Not long ago, 2nd Watch published an article on Amazon Glacier. In it Caleb provides a great primer on the capabilities of Glacier and the cost benefits. Now that he’s taken the time to explain what it is, let’s talk about possible use cases for Glacier and how to avoid some of the pitfalls. As Amazon says, “Amazon Glacier is optimized for data that is infrequently accessed and for which retrieval times of several hours are suitable.” What immediately comes to mind are backups, but most AWS customers do this through EBS snapshots, which can restore in minutes, while a Glacier recall can take hours. Rather than looking at the obvious, consider these use cases for Glacier Archival storage: compliance (regulatory or internal process), conversion of paper archives, and application retirement.
Compliance often forces organizations to retain records and backups for years, customers often mention a seven year retention policy based on regulatory compliance. In seven years, a traditional (on premise) server can be replaced at least once, operating systems are upgraded several times, applications have been upgraded or modified, and backup hardware/software has been changed. Add to that all the media that would need to be replaced/upgraded and you have every IT department’s nightmare – needing to either maintain old tape hardware or convert all the old backup tapes to the new hardware format (and hope too many haven’t degraded over the years). Glacier removes the need to worry about the hardware, the media, and the storage fees (currently 1¢ per GB/month in US-East) are tiny compared to the cost of media and storage on premise. Upload your backup file(s) to S3, setup a lifecycle policy, and you have greatly simplified your archival process while keeping regulatory compliance.
So how do customers create these lifecycle policies so their data automatically moves to Glacier? From the AWS Management Console, once you have an S3 bucket there is a Property called ‘Lifecycle’ that can manage the migration to Glacier (and possible deletion as well). Add a rule (or rules) to the S3 bucket that can migrate files based on a filename prefix, how long since their creation date, or how long from an effective date (perhaps 1 day from the current date for things you want to move directly to Glacier). For the example above, perhaps customers take backup files, move them to S3, then have them move to Glacier after 30 days and delete after 7 years.

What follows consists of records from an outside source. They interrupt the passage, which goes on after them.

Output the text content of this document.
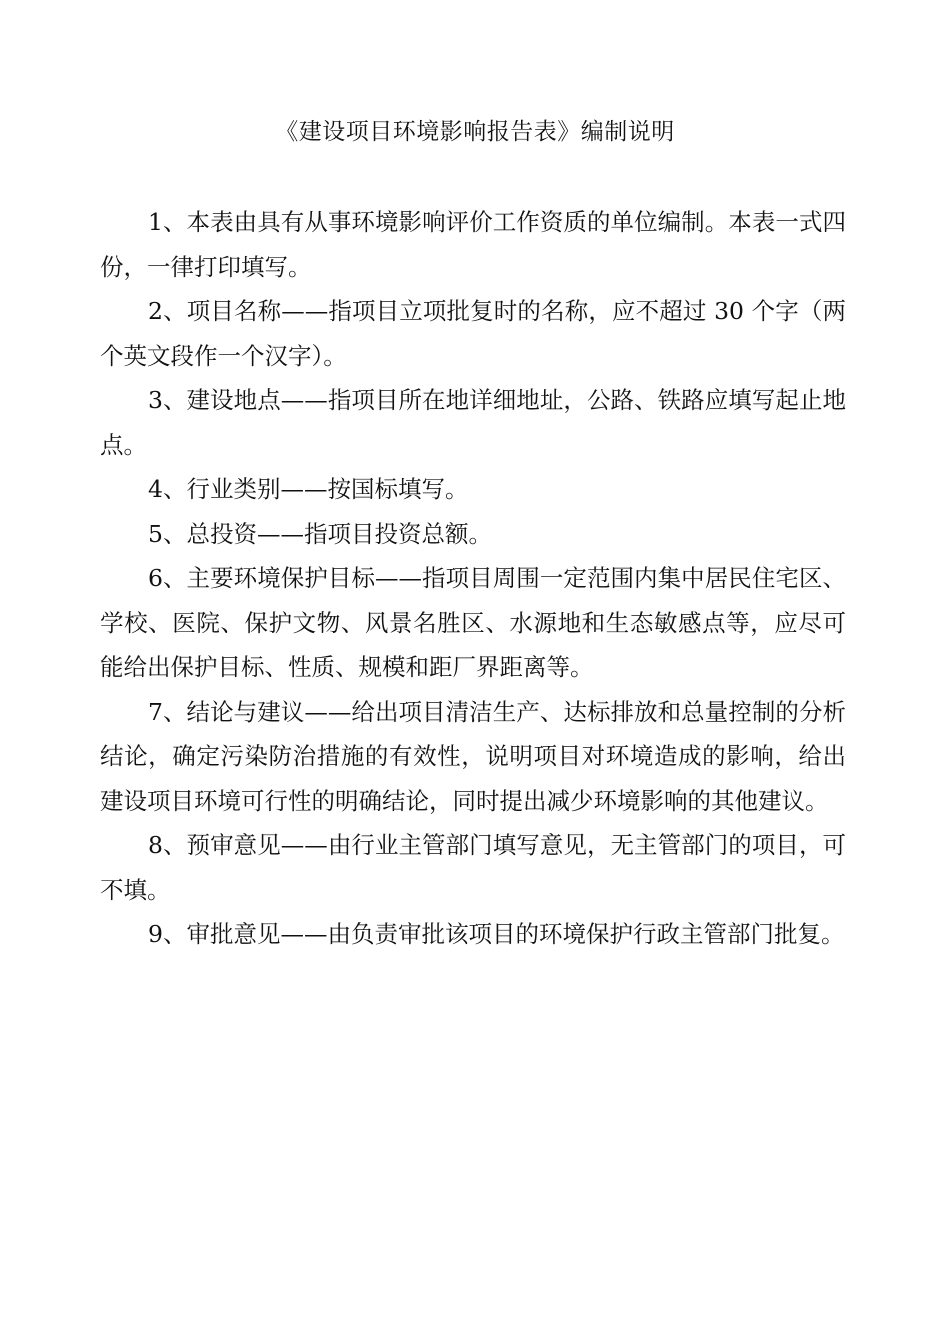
《建设项目环境影响报告表》编制说明

1、本表由具有从事环境影响评价工作资质的单位编制。本表一式四份，一律打印填写。

2、项目名称——指项目立项批复时的名称，应不超过 30 个字（两个英文段作一个汉字）。

3、建设地点——指项目所在地详细地址，公路、铁路应填写起止地点。

4、行业类别——按国标填写。

5、总投资——指项目投资总额。

6、主要环境保护目标——指项目周围一定范围内集中居民住宅区、学校、医院、保护文物、风景名胜区、水源地和生态敏感点等，应尽可能给出保护目标、性质、规模和距厂界距离等。

7、结论与建议——给出项目清洁生产、达标排放和总量控制的分析结论，确定污染防治措施的有效性，说明项目对环境造成的影响，给出建设项目环境可行性的明确结论，同时提出减少环境影响的其他建议。

8、预审意见——由行业主管部门填写意见，无主管部门的项目，可不填。

9、审批意见——由负责审批该项目的环境保护行政主管部门批复。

Before we go too far and setup lifecycles, however, one major point should be highlighted: Amazon charges customers based on GB/month stored in Glacier and a one-time fee for each file moved from S3 to Glacier. Moving a terabyte of data from S3 to Glacier could cost little more than $10/month in storage fees, however, if that data is made up of 1k log files, the one-time fee for that migration can be more than $50,000! While this is an extreme example, consider data management before archiving. If at all possible, compress the files into a single file (zip/tar/rar), upload those compressed files to S3 and then archive to Glacier.
-Keith Homewood, Cloud Architect